Is anyone doing anything about it?

 

Amazon fires, boeing supertanker

Boeing 747 Supertanker: Ability to launch more than 70,000 liters of fire products (Global Supertanker)
  • Bolivian officials said on Thursday they were awaiting the arrival of a “Boeing Supertanker 747” fire-fighting plane in an effort to tame the wildfires. Defense Minister Javier Zavaleta said: ”We believe that with this plane, we can put out the fire.”
  • Federal prosecutors in Brazil have opened an investigation into the surge in deforestation and forest fires in the Amazon.
  • A petition to the Brazilian government has taken over Change.org, urging the “Government in Brazil to mobilise and help us put an end to the burning of the Amazon rainforest.” It was started by lawyer Gabriel Santos, who lives in Rio Branco, at the heart of the Amazon.
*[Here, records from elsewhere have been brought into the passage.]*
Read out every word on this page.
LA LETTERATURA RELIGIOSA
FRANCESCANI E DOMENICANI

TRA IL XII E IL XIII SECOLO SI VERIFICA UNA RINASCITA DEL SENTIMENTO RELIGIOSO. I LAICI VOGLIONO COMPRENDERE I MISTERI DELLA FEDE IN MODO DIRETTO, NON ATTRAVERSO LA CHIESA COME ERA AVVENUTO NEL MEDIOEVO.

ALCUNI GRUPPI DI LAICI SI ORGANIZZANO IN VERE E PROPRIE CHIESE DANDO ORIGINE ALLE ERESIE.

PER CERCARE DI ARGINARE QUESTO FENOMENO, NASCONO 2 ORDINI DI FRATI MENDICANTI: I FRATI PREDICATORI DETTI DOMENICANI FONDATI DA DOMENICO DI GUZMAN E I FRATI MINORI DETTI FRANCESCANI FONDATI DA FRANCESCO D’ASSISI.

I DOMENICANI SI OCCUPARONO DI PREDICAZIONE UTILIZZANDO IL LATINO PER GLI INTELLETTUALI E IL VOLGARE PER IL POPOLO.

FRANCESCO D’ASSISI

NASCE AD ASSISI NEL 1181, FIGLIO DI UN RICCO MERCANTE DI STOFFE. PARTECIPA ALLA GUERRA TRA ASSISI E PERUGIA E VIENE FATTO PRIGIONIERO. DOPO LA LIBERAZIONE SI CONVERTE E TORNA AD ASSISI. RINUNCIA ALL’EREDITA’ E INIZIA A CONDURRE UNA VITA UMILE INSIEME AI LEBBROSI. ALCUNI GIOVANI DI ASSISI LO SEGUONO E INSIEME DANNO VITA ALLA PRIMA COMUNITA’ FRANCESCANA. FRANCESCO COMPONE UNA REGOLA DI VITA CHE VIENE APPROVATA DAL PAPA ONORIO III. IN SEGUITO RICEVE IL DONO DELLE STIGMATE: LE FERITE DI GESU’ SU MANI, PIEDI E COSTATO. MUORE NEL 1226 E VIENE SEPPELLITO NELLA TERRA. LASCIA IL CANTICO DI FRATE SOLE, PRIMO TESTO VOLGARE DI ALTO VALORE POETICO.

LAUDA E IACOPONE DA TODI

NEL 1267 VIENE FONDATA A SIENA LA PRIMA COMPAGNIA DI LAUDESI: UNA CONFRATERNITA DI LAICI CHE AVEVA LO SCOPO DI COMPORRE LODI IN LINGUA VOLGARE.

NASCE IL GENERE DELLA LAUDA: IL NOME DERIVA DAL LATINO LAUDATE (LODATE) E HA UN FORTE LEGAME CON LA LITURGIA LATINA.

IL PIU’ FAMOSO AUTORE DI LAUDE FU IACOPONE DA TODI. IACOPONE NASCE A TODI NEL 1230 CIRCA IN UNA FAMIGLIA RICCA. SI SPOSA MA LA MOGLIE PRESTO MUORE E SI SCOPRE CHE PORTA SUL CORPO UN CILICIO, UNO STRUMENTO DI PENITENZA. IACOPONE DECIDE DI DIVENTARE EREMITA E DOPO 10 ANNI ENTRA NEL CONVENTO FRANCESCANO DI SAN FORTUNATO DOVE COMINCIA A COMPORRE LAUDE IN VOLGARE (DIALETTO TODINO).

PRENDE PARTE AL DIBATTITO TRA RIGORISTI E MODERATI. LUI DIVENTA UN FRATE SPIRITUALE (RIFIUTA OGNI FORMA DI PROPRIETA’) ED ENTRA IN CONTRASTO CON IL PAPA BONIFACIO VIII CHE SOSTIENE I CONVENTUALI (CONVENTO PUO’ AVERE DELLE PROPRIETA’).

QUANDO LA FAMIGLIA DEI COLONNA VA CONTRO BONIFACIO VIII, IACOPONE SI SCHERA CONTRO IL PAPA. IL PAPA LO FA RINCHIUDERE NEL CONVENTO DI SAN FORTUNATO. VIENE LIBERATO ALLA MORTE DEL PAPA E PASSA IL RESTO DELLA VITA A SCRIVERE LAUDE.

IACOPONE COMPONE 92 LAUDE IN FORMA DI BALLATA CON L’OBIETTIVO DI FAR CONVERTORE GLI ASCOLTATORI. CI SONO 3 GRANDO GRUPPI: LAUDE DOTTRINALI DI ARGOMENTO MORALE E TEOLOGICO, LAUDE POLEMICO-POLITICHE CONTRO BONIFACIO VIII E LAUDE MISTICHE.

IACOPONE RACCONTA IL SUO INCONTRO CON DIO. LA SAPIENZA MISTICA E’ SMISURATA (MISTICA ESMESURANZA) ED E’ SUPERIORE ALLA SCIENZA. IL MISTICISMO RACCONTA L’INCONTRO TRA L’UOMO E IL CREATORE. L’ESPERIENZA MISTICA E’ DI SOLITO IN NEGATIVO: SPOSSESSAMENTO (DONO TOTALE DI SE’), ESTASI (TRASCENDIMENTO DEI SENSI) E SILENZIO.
At the time of writing, 2,990,155 had signed, with the number jumping up every second.
  • The Lib Dem Brazilian delegation, lead by Jane Brophy, has sent a damning letter to President Bolsonaro demanding immediate action over the Amazon rainforest crisis.
  • #PrayforAmazonas is trending worldwide on Twitter, as people try to bring global awareness to the issue.
  • Finland has urged the EU to ban Brazilian Beef due to the devastation caused by fires in the Amazon rainforest.
  • Today, Bolsonaro has said the Brazilian army may help fight Amazon fires

  • Greenpeace and WWF have petitions running to stop the destruction of the Amazon

 

Why the Amazon Rainforest is so important 

Amazon, Amazon Fires

  • South America’s Amazon contains nearly a third of all the tropical rainforests left on Earth and comprises the largest and most biodiverse tract of tropical rainforest in the world.
  • The Amazon rainforest generates more than 20 percent of the world’s oxygen and is often referred to as “the lungs of the planet.”
  • Despite covering only around one percent of the planet’s surface, the Amazon is home to 10 percent of all the wildlife species we know about – and probably a lot that we don’t know yet.
  • WWF research shows that, on average, a ‘new’ species of animal or plant is being discovered in the Amazon every three days.
  • The Amazon has more species of primate than anywhere else on Earth.
  • The Amazon Rainforest is still the home to many indigenous people. The number of indigenous people living in the Amazon Basin is poorly quantified, but some 20 million people in eight Amazon countries and the Department of French Guiana are classified as “indigenous.”
  • We all depend on the Amazon in some way — food, water, wood and medicines — but we mostly need it to help stabilise the climate as it plays a critical role in global and regional carbon and water cycles.
  • Not only does the destruction of rainforests lead to a rise of carbon in the atmosphere, but it also creates a’ negative feedback loop’ — where increased deforestation leads to a rise in temperatures which brings about the drying of tropical forests and increases the risk of forest fires.